In a deal worth more than £1m, UK renewable energy and fuels company Kwikpower International has snapped up technology that aims to dramatically increase the availability of biodiesel.

In a deal worth more than £1m,  UK renewable energy and fuels company Kwikpower International has snapped up technology that aims to dramatically increase the availability of biodiesel.

Developed by Cambridge University researchers, the technology is designed so that farmers can set up small mobile refineries to convert rape seed oil into biodiesel that they can then sell on to fuel suppliers.

Stringent new EU regulations on clean energy usage, means that commercialisation of the system is particularly timely, especially for a company such as Kwikpower, which specialises in renewable energy technology.

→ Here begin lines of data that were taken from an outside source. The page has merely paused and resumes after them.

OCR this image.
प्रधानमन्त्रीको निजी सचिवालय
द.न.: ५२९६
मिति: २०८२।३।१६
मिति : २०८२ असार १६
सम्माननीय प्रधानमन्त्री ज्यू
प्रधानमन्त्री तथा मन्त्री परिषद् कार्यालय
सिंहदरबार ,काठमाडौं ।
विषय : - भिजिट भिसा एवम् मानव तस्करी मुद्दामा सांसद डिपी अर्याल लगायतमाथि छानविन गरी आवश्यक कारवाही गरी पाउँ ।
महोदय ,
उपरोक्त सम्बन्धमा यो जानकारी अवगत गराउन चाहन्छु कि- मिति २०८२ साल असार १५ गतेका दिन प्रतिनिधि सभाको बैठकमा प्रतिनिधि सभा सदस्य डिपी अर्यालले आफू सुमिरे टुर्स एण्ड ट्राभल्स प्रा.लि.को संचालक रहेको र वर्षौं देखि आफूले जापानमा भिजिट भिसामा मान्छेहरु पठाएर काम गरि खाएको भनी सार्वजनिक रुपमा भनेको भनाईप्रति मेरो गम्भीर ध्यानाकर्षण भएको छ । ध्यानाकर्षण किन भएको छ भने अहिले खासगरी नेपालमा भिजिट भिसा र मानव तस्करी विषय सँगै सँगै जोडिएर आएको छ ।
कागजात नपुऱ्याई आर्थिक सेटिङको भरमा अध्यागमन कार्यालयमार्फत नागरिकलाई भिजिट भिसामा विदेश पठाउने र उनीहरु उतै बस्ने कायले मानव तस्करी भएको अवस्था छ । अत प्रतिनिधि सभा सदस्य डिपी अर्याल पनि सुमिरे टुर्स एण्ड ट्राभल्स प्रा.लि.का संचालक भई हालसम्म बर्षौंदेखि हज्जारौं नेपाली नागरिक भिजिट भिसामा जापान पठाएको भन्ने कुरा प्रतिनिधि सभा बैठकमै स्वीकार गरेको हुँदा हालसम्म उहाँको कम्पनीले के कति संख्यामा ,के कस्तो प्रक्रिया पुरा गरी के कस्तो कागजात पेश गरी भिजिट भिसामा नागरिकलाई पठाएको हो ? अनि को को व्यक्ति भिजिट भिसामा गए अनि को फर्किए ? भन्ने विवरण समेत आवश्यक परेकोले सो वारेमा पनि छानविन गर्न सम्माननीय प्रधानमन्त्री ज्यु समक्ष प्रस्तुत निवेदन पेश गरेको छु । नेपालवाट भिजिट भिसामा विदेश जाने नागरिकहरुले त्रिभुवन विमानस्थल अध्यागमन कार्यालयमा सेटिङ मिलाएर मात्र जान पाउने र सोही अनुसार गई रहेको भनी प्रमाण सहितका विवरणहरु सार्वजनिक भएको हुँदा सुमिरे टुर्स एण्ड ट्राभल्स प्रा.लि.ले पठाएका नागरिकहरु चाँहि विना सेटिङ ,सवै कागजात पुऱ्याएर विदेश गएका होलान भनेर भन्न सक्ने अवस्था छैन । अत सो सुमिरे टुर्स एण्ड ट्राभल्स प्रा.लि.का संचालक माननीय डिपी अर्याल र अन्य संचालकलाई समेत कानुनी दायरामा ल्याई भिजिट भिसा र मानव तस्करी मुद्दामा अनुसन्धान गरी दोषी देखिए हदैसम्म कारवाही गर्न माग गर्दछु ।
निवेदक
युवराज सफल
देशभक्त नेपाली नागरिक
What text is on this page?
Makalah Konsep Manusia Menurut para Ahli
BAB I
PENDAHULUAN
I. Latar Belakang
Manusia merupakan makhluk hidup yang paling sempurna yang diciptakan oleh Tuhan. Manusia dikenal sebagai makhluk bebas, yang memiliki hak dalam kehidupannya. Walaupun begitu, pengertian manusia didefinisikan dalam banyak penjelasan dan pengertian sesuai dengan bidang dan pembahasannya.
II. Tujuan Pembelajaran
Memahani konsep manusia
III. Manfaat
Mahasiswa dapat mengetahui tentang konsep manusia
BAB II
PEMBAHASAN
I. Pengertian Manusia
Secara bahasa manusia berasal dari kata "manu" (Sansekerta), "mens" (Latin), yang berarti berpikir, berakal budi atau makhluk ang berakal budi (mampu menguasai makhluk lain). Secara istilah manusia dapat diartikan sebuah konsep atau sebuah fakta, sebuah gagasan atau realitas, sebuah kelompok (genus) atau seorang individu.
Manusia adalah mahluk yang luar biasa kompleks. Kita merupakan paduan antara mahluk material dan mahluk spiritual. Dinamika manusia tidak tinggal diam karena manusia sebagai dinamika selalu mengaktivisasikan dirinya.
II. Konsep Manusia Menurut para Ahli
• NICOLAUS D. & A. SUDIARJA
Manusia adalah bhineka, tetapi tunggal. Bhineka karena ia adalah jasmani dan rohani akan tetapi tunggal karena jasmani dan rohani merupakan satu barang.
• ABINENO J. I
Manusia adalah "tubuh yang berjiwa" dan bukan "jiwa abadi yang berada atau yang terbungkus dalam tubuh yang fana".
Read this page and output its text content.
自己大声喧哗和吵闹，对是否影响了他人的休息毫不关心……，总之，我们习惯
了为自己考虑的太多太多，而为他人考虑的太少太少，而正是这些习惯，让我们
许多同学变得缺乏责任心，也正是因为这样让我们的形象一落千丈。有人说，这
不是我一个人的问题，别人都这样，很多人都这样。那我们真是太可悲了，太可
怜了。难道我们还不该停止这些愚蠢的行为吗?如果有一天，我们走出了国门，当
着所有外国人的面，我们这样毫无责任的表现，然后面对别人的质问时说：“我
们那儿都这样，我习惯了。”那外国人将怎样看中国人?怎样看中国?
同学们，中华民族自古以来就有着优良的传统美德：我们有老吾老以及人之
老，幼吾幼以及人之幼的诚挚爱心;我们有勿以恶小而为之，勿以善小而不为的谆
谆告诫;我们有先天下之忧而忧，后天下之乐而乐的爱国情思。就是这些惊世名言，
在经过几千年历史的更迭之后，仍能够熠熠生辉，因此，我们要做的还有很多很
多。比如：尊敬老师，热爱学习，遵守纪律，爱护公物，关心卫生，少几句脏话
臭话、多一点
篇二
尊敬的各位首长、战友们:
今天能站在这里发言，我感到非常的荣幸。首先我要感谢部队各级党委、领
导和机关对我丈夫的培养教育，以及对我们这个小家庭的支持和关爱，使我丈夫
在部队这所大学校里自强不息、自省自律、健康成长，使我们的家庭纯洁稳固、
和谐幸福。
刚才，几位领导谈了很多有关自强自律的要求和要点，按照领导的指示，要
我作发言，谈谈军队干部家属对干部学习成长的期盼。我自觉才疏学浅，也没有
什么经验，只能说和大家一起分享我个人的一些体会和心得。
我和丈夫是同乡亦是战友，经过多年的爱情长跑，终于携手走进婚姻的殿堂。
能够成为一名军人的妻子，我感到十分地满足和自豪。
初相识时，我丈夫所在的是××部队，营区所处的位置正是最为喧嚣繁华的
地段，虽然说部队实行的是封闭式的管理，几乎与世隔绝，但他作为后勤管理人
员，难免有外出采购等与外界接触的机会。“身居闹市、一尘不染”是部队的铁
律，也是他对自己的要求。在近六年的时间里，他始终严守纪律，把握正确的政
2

The system is based on a tubular oscillatory flow reactor — an intensified plug flow reactor ideally suited to relatively long, two-phase reactions, such as the biodiesel reaction. It was demonstrated for the first time at the Clean Energy Show in London earlier this year.

Conventional biodiesel production is carried out in large tanks, and involves cooking oil and chemicals being mixed together. The process is expensive as the tanks have to be emptied after each batch.

The idea behind the technology is that the mini-refineries could be carried on lorries — meaning farmers could hire them when their crop is ready for conversion into biodiesel.

Kwikpower chairman Dr Jim Watkins said: ‘This technology transfer of the bio-diesel intensification process with Cambridge and Utek — a technology transfer group also involved in the deal — will allow us to rapidly expand Kwikpower’s opportunities in the biofuels market. We see major growth opportunities in both the US and UK.

‘The technology offers real promise to allow us to reduce the time and cost of biodiesel from a variety of feedstocks, allowing the fuel to compete on a level playing field with crude oil-derived diesel.’

The technology was developed by Prof Malcolm Mackley and his team in Cambridge’s Department of Chemical Engineering and is being licensed by Cambridge Enterprise — its commercial development arm — on behalf of the university.

A significant biodiesel market has been created by a European directive which sets the target of biofuels powering two per cent of all road transport by the end of this year, increasing to 5.75 per cent by 2010. The government has made the market profitable by providing a 20p rebate on the duty of every litre of biodiesel.

The UK’s conventional diesel market is 20 million litres a year. To reach the EU quota 1.1 million litres of this would have to be biodiesel, though currently just 414,000 litres are produced annually.